Video is another major part of the release. Qwen3-VL can analyze videos up to two hours long. That expands the model's potential use beyond static images and into longer visual sequences, where context may unfold over time rather than appearing in a single frame.

The model can recognize text in 32 languages, even when image quality is low. That places optical text recognition among its advertised strengths, especially in situations where documents, signs, screens, or other visual text may not be clean or easy to read.

Alibaba also says Qwen3-VL supports 2D and 3D spatial understanding. Spatial understanding is important for tasks where the model must reason about object placement, layout, depth, or relationships inside a scene. The model is also designed to handle math and science tasks, according to the source.

Why the Gemini 2.5 Pro comparison matters

The direct comparison with Google's Gemini 2.5 Pro gives the release a clear competitive frame. Alibaba is not simply saying Qwen3-VL is a new open-source vision model. It is reporting that the "Instruct," variant of Qwen3-VL-235B-A22B performs better than Gemini 2.5 Pro on major vision benchmarks.

Benchmarks do not cover every real-world use case, and the source article does not include the detailed results themselves. Still, benchmark positioning is often how AI model releases signal capability, especially in areas such as image understanding, multimodal reasoning, and visual problem solving.

The distinction between "Instruct," and "Thinking," also shows how Alibaba is segmenting the model. One variant is framed around strong vision benchmark performance, while the other is associated with multimodal reasoning. For users, that suggests different versions may be better suited to different types of work.

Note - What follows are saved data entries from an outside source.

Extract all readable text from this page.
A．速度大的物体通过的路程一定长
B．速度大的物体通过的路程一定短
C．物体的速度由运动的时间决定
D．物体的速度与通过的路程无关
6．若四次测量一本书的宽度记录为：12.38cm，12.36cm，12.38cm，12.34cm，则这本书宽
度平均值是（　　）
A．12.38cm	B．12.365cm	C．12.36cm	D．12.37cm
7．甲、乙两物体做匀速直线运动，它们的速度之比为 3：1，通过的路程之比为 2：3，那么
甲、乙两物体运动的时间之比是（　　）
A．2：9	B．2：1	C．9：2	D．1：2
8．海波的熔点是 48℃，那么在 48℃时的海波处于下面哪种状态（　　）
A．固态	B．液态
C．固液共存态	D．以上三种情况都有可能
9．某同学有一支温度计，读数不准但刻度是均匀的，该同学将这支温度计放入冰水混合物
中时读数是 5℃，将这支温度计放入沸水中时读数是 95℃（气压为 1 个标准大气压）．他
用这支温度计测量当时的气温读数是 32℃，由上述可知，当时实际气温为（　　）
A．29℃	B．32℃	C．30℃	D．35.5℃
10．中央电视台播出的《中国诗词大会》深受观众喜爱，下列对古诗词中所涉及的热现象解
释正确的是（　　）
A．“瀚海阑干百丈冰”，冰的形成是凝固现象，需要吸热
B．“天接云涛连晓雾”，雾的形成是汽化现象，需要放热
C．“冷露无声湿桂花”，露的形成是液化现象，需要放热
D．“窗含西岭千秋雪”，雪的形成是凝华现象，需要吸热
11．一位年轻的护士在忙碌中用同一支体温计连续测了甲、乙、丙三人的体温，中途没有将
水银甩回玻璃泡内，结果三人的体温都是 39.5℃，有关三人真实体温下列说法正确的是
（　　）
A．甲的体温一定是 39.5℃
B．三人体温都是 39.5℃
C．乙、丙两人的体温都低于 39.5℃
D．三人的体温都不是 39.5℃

The model's feature list also points toward agentic and developer-oriented use cases. Graphical interface interaction, screenshot-to-code generation, long video analysis, and multilingual text recognition all imply workflows where the model is expected to do more than answer simple questions about an image.

The bigger picture for vision-language AI

Qwen3-VL arrives at a time when vision-language models are increasingly judged by how well they connect perception with action. A model that can identify visual elements is useful, but a model that can interpret an interface, reason across video, read degraded text, and support technical tasks has a wider role.

Alibaba's release focuses on that broader role. The company presents Qwen3-VL as a model for images and text, but the examples in the source point to a more expansive system: one that can read, reason, code from screenshots, understand spatial relationships, and process long-form video.

For teams comparing open-source AI models with proprietary alternatives, the key facts are straightforward. Qwen3-VL is open-source, it is available through Hugging Face, ModelScope, Alibaba Cloud, and chat.qwen.ai, and Alibaba says its top "Instruct," variant beats Google's Gemini 2.5 Pro on major vision benchmarks.

The most important next step for anyone evaluating the model is to look at Alibaba's detailed benchmark results and test Qwen3-VL against the specific tasks they care about. The release gives Qwen3-VL a strong claim in vision-language AI, but practical value will depend on how its image, video, text recognition, reasoning, and coding capabilities perform in real workflows.